Aufgrund der großen Zahl am Markt vertretener Systeme sollte man für die Vorauswahlphase auf eine Software-Datenbank zurückgreifen, die es ermöglicht, die funktionalen Leistungsmerkmale der ERP-System vergleichend zu bewerten. Wir nutzen hierzu die Datenbank des IT-Matchmakers. Diese laufend gepflegte Datenbank stellt nach unserer Erfahrung den gegenwärtig aktuellsten Überblick über die relevanten am Markt angebotenen ERP- und PPS-Systeme dar.
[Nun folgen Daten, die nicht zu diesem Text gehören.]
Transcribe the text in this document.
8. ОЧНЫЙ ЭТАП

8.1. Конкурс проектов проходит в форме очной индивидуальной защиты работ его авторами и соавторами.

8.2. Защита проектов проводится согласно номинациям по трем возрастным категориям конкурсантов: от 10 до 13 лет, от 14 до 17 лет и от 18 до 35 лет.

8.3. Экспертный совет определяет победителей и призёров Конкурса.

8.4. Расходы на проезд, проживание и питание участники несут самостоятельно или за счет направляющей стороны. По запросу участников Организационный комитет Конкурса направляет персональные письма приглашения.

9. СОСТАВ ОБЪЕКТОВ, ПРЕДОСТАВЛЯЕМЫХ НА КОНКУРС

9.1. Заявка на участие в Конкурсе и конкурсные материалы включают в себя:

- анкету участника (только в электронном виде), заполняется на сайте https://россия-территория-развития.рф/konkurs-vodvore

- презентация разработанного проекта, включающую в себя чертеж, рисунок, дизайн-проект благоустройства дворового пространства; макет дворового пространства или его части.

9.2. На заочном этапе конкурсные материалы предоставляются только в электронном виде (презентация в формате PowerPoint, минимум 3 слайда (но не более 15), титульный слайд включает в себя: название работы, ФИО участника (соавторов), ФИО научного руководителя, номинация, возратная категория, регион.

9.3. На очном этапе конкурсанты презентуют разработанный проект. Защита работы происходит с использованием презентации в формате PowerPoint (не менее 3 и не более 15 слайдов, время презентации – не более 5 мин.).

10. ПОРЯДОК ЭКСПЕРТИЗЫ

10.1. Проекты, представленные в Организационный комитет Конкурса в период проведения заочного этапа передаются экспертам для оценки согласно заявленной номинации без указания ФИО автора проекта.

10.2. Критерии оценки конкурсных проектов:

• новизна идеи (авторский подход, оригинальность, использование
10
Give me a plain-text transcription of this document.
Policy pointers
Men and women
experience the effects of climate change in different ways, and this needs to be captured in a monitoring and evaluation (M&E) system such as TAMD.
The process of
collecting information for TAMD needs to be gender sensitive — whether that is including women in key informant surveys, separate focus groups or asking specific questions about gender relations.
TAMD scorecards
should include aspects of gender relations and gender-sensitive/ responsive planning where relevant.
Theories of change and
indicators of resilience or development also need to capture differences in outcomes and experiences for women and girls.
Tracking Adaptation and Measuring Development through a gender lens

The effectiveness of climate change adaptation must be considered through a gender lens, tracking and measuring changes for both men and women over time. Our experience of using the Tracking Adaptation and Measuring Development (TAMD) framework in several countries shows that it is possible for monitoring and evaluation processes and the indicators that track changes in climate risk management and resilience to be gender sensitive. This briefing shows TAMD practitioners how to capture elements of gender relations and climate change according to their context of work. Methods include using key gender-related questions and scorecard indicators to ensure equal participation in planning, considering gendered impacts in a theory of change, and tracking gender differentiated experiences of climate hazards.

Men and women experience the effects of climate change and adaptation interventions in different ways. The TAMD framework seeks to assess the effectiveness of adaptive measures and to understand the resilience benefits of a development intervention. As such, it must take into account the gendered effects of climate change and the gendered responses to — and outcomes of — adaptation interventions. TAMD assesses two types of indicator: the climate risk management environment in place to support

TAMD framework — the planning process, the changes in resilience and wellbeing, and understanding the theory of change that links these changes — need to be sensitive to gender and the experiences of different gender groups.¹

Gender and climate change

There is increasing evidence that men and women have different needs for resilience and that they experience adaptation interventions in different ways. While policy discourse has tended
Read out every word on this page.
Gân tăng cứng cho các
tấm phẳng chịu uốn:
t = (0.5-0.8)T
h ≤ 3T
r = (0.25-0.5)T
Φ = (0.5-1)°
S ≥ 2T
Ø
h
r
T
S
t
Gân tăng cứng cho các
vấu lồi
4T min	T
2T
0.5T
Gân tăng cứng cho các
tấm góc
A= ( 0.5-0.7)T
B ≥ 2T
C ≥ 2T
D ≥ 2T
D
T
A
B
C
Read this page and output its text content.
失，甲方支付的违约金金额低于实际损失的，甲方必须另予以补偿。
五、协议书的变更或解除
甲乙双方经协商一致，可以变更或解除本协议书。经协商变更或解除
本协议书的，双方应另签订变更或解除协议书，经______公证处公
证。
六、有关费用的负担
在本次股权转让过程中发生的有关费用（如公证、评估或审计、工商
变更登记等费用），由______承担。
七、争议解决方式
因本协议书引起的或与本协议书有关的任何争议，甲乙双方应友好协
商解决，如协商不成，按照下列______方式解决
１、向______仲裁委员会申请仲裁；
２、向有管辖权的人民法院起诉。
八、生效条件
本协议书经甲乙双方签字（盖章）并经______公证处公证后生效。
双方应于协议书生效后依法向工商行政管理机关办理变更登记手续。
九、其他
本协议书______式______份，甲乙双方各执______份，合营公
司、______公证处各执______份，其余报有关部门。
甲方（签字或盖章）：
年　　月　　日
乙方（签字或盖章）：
Sie ist aufgrund der großen Anzahl hinterlegter Kriterien differenziert in der Auswahl, aber komplex in der Interpretation der Anforderungskriterien und deshalb nur durch erfahrene Fachleute zu handhaben.
Wer vor der Entscheidung über die Auswahl eines neuen ERP-System steht, sollte die folgenden 10 Tipps zur ERP-Einführung beachten:
- Überlegen Sie, ob ein neues EDV-System wirklich nötig ist!
- Gehen Sie systematisch vor: Erst vereinfachen, dann ERP-System auswählen, dann einführen und schulen, abschließend optimieren.
- Lassen Sie Ihre Auftragsabwicklung von Fachleuten gestalten und radikal vereinfachen!
- Wählen Sie Ihr ERP-System passend zu Ihrer Organisation und nicht durch Vorstandsbeschluss aus!
- Wählens Sie Ihr System nach betriebswirtschaftlichen Kriterien und nicht nach der Zahl der verfügbaren Funktionen aus.
- Verringern Sie Einführungskosten und Risiken, indem Sie weniger komplexe Systeme auswählen und sich in einer ersten Betriebsstufe auf die wesentlichen Module und Funktionen beschränken.
- Beteiligen Sie die Mitarbeiter an der ERP-Einführung.
- Sichern Sie sich genug qualifizierte Anwendungsberater!
- Erst schulen Sie, schulen Sie, schulen Sie, dann testen Sie, testen Sie, testen Sie!
- Vergessen Sie nach der Einführung nicht zu optimieren!